Cicatriz

Estava de barriga e avental cirúrgico hospitalar – que o-de-i-o. Sou do tipo de pessoa que não nasceu para o ambiente hospitalar e, se arrependimento matasse, estaria morta. Devia ter me embrenhado pelos matos desse Brasilzão e parido num lugar diferente. Naquela sala branca, de ar condicionado gelado, de pessoas geladas, toca um telefone numa bancada e eu atendo. Era o pai do meu filho.

– Oi, tô aqui na sala de pré parto. Vão me levar agora pro centro cirúrgico e ele vai nascer…

Enfermeiras de branco – ou seriam amigas espirituais – me olhavam com aquela cara de “vamos lá?” para me encaminhar ao centro cirúrgico, e foi aí que me bateu uma coisa no peito. Me dei conta do que estava acontecendo. “Estou indo parir sem estar em trabalho de parto, vou tomar uma anestesia e ficarei imobilizada. Além disso, 7 camadas da minha barriga serão cortadas! Nããããããooooooo!” Segundo arrependimento, remorso, mágoa, frustração deflagrada: minha cesariana necessária. A cicatriz dela ficou não só na minha pele, mas na minha alma. Alma de quem queria estar de pé ou sentada no próprio períneo para olhar seu filho de frente. Pode parecer xiitismo, e teria sido melhor não ter tanto desejo, mas senti assim. Paciência… A cicatriz olha pra mim todos os dias e a emporcalho com cicatricure para que desapareça. Mesmo sabendo que, num outro campo, ela é uma queloide em proporções anacôndicas.
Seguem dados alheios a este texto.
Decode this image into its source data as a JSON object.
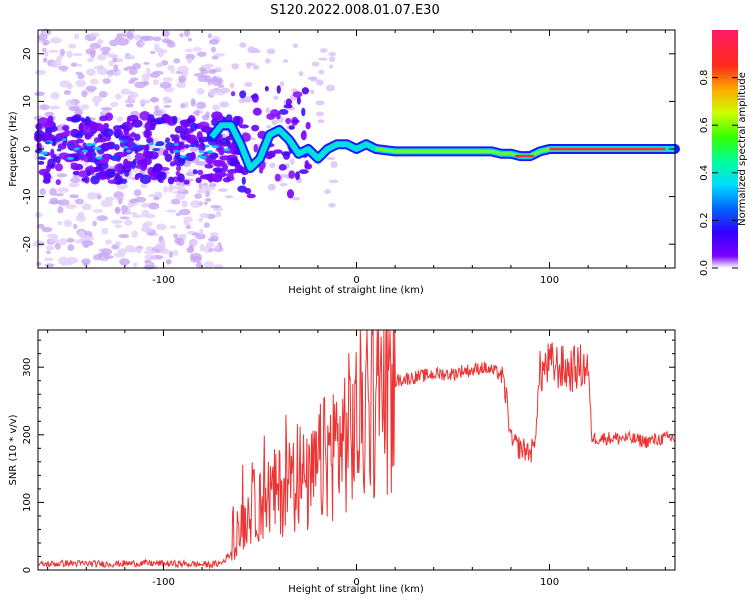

Me deu uma crise claustrofóbica naquele quarto branco e banquei a Fernanda. Saí porta a fora de avental dizendo: “Não vou parir agora. Só vou parir quando entrar em trabalho de parto.” Meu pai e sua família me olhavam assustados “Mas como?!” Aquela pressão bem similar à que vivi quando Bento passou da 41ª, 42ª semana. Nota do autor: na vida real, eu entrei em trabalho de parto e fiquei umas 27 horas nele. E praqueles que acham que trabalho de parto é coisa de novela, em que a mulher sofre que nem doida do início ao fim, lamento informar, é bem diferente. As contrações são brandas no início.

Tenho que falar com a Diana! – pensei alto. Falava da Diana Schneider, doula, enfermeira obstétrica, professora de ioga para gestantes e moderadora de um grupo do facebook que participo. É a terceira vez que ela aparece nos meus sonhos. Sendo que só a vi pessoalmente duas vezes. Tenho várias amigas que tiveram filho com ela e aí escapole meu terceiro arrependimento: não ter tido uma doula. Sabe como é, parto respeitoso no Brasil sai caro e uma doula significava mais gasto. A Diana sempre aparece nessa representação. No primeiro sonho, participávamos de um parto, não sei se meu, numa fazenda e carregávamos o bebê no meio de um pasto lindo. No segundo, sem saber, a chamava de “Dida” seu apelido de infância. Teoria da reencarnação? Só sei que de um segundo filho ela não me escapa.

Saía que nem doida atrás da Diana. Meu pai olhava bem nos meus olhos dizendo que daquela forma eu não deveria contar com a sua ajuda. Eu respondia: já contava com isso, vá em frente.

Segui para outro lugar onde comecei a sentir as pontadas e o piriri característico do início de um trabalho de parto.

Acordei e demorei alguns segundos até respirar aliviada.